Freemium + microtransactions. Free-to-play with cosmetics, season passes, subscriptions. Build India specific IP mythology skins, cricket modes, Bollywood collabs.
Ed-tech gaming. Gamify coding, maths, languages, compliance; partner with universities and skill councils for certificate-linked gameplay.
Fitness & wellness games. AR step-challenges and wearable-linked goals with
insurer/fitness brand partnerships.
Metaverse/AR for culture & training. Low-cost AR heritage hunts (Hampi, Rajasthan forts) and enterprise VR training (aviation, healthcare, manufacturing).
Creator-led platforms. India’s “Twitch-style” verticals with tips, memberships, sponsorships and UGC tools for community-built maps/modes.

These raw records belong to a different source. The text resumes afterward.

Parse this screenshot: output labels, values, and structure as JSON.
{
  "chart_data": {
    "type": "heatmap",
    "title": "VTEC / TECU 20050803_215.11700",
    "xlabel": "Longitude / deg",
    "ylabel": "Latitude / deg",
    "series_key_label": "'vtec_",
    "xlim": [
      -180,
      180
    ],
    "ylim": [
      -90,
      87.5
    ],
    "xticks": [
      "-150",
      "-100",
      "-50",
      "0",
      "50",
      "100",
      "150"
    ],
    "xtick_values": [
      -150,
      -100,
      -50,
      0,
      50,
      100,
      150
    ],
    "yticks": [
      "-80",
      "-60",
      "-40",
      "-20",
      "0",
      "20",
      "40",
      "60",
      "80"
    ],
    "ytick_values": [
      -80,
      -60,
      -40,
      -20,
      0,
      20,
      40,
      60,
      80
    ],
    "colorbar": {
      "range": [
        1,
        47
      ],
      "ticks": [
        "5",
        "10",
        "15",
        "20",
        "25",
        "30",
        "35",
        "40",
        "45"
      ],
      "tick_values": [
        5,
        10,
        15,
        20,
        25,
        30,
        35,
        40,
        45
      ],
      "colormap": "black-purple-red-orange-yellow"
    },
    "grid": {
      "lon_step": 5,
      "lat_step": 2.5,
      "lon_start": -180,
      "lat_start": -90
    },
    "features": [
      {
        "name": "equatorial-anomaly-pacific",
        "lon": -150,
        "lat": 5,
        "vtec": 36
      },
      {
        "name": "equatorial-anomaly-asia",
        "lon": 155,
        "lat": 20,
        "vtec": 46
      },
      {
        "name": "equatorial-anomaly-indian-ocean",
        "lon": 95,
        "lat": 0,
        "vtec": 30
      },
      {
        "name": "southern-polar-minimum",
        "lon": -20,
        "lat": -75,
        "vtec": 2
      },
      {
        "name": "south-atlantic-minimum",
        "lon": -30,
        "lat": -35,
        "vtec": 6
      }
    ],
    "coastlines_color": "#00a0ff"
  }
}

Gamification-as-a-Service (B2B). Sell your engine for employee training, recruitment, compliance and to brands for interactive campaigns, stable enterprise revenue.
Govt & CSR games. Co-design social-impact games (cyber-safety, financial literacy, climate) with ministries and CSR arms for predictable funding.
What to Expect Next
Courtroom tests. The trade bodies should consider the constitutionality of the new law on the basis of trade freedoms and proportionality, and scrutiny of search/arrest-without-warrant powers.
Capital reshuffle. Money moves from OMGs into e-sports/ edutainment/ casual; some OMG-native teams go overseas-first and keep India as a tech hub.
Consolidation & reskilling. Smaller studios without a pivot plan should look for opportunities to be acquired; talent redeploys into e-sports ops, AR/VR, and
enterprise gamification.
Rule-making & guidance. The Act is the skeleton; classification/registration rules and ad standards will supply muscle and tendons over the next few months.
Global positioning. If India manages the transition well, we can credibly style
ourselves as Asia’s hub for safe, skill-driven e-sports, not just a market of wagers.
Closing Thoughts
Policy has drawn a hard line and cleared the fog. If you build safe, skill-led, socially valuable experiences, India remains one of the most exciting gaming markets in the world. We should expect the great pivot towards ESports by the existing OMG platforms. The Online Gaming Act turns the page; the next chapter belongs to teams that convert compliance into competitive advantage.